Below we will briefly review Robinhood’s Q2 2025 Earnings. However, before we do that you may recall I recently wrote about why Robinhood can be a good short at the right time. If not already read, I highly recommend reading.
TLDR for why I think Robinhood can be a short at the right time:
Transaction revenues are increasingly reliant (>50%) on Options speculation and Crypto revenues. They are highly cyclical and of a low quality.
Net Interest is a high margin source of revenue which has become a bigger proportion of Total Revenues and a contributor to the Bottom Line. It is at threat for 2 main reasons:
With significant rate cuts almost guaranteed when Chairman Powell steps down, logically Net interest will come under threat.
Furthermore at present, interest earned on segregated cash, securities and deposits (i.e customers cash) is larger than the Interest on corporate cash and investments. In a Bear Market, customers hold less cash on the platform if past trends play out.
We could be entering peak cycle in coming quarters and HOOD has a >27x sales multiple. For a cyclical company this is a red flag.
Cascade of the above factors: cyclicality, lower rates, less cash on the platform plus a Market correction/Bear Market would be deadly for the stock.
With that in mind lets take a look at Q2 2025 earnings next.
Robinhood reported a strong Q2 25:
Revenues: $989M, +45% YoY
Adjusted EBITDA: $549M, +86% YOY
$EPS: $0.42 , +100% YoY
Total AUC: $279B, +99% YoY
Net Deposits of +$13B, up 76% YoY
3.5M Gold Subscribers, +90% YoY
Bought back 3M shares at $41
$151 ARPU, +34% YoY
Very impressive earnings. However, a few interesting things I wanted to point out are:
Transaction Revenues fell QOQ for the second consecutive quarter driven mainly by lower crypto Revenues QOQ also for the second consecutive quarter. We also saw this in the 2021 Bull Market where Crypto volume drop off was a leading indicator.
Net Interest Revenue accounted for 36% of Total Revenues (!)
Interest on Corporate Cash has decreased for 6 of the last 7 quarters. It was $75M in Q3 23 and is now $46M in Q2 ‘25.
Interest on segregated cash, securities, and deposits on the other hand has grown YOY and QOQ.
Margin Interest has increased for each of the last 6 quarters.
In other words the Net interest revenue increase is primarily due to the interest earned on Customers Cash or from Margin Interest paid by customers. In a Bear Market/Correction we know that retail investors keep less cash on platform and also drop their margin levels so logically we expect those to drop. Furthermore, Rates are likely to come down which will hurt Net Interest revenues also.

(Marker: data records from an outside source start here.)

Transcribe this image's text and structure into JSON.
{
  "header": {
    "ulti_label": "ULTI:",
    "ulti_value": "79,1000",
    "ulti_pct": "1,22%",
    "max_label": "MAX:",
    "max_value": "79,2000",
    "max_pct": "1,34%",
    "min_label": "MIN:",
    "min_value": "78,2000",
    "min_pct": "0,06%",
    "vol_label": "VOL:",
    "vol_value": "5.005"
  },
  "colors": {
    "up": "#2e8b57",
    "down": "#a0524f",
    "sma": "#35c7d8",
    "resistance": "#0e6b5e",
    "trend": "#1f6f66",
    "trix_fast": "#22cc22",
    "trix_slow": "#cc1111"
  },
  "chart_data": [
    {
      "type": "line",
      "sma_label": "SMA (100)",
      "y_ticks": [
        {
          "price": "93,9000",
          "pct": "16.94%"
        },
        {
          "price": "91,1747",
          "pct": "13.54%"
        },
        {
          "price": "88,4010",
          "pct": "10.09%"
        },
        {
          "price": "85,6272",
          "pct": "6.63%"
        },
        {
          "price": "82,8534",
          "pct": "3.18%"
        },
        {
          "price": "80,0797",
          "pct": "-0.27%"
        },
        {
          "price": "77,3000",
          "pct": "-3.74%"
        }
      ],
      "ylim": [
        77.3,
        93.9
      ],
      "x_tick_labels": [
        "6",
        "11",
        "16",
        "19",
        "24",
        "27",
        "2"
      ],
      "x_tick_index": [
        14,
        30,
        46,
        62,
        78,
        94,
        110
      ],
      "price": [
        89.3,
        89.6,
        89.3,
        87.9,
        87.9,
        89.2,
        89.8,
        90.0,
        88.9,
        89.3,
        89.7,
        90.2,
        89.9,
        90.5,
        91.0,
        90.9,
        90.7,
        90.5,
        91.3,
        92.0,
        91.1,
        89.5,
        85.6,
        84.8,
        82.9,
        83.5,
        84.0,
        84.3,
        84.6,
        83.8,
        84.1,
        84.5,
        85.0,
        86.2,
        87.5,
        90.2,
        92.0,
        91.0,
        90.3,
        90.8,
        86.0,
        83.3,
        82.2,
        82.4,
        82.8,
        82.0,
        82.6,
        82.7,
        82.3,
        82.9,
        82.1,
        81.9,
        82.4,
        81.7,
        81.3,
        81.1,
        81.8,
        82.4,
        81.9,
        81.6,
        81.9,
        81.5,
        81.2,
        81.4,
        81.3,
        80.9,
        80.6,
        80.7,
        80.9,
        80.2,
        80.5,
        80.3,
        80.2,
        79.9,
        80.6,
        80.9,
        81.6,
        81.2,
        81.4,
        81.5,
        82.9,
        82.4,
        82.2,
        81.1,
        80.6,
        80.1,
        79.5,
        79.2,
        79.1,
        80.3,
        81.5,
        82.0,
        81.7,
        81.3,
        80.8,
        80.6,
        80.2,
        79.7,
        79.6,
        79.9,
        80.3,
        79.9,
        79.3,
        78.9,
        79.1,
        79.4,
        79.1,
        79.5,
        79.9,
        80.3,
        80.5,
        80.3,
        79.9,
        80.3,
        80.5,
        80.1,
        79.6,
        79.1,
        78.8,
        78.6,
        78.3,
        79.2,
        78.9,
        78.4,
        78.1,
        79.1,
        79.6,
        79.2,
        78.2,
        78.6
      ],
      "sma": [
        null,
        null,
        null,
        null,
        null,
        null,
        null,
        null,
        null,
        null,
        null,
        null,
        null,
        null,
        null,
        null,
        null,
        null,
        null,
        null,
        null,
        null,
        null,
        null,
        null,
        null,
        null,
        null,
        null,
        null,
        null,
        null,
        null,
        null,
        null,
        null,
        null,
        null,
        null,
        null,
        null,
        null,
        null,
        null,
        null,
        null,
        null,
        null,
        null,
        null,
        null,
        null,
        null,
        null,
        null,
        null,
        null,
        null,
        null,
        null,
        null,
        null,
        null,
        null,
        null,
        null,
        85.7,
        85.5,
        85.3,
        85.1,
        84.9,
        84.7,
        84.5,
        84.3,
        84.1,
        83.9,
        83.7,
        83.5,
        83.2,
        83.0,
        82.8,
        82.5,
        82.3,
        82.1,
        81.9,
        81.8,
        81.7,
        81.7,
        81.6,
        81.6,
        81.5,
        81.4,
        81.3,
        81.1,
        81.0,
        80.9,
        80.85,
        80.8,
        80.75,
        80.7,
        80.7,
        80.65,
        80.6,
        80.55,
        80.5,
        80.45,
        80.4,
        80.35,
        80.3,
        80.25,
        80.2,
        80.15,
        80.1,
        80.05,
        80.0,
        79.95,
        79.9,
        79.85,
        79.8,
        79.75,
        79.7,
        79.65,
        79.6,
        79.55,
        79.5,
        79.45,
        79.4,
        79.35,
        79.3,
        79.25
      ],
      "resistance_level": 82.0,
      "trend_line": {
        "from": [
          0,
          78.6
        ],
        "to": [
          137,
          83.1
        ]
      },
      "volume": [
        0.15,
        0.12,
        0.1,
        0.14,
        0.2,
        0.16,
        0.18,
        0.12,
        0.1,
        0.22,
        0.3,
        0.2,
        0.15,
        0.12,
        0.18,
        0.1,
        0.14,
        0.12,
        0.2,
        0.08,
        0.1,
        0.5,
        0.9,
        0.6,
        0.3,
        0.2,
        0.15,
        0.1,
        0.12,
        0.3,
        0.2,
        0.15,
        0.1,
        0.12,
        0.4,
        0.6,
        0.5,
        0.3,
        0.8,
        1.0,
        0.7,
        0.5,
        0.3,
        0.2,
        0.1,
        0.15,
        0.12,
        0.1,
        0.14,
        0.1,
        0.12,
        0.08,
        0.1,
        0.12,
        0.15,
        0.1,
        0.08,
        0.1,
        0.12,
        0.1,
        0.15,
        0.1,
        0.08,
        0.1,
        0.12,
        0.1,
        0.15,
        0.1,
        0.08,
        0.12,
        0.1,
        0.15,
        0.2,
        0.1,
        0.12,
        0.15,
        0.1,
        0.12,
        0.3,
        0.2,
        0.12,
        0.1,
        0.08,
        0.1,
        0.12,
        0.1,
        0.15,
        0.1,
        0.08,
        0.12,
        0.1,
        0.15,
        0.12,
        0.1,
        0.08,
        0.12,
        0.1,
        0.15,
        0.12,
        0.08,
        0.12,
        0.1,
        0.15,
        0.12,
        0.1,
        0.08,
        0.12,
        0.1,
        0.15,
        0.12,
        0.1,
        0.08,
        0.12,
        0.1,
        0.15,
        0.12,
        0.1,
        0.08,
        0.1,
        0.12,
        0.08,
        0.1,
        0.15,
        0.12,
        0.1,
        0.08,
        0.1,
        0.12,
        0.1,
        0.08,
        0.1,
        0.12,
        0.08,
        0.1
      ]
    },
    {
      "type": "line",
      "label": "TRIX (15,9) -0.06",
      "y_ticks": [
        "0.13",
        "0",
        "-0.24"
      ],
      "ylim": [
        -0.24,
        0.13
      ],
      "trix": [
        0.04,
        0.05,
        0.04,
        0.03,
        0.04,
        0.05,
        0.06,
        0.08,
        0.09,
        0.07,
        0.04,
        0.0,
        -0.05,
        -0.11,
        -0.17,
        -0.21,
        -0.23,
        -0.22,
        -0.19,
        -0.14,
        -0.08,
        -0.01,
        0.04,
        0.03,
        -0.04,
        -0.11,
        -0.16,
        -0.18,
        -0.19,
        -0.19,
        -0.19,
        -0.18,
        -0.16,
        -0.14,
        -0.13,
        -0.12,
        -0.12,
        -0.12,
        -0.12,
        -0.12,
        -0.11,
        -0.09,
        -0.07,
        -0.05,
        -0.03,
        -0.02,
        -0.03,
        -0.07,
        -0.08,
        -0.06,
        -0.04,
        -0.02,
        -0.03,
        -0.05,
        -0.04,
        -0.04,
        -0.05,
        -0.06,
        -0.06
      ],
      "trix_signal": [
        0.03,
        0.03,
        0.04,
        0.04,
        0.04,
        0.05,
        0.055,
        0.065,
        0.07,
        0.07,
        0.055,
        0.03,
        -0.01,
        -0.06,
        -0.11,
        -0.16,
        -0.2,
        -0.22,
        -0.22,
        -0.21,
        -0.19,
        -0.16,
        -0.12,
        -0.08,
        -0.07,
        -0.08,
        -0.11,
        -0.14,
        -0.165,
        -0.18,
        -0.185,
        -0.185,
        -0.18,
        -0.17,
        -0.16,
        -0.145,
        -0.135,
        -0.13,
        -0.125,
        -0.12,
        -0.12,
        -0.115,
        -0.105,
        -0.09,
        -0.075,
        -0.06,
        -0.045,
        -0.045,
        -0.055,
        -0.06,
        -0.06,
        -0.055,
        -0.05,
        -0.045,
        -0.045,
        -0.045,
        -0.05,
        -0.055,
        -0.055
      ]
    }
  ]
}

Whilst HOOD has been delivering impressive results it is not a surprise to see HOOD red after the most recent quarter. The market likely will start to notice the same things I have been pointing out today and previously.
I trimmed some HOOD pre-earnings at 105.77 (from average of 33) and have 60% of original shares remaining.
However, at some point I do believe it will be a good short given the points I laid out in my write-up and above.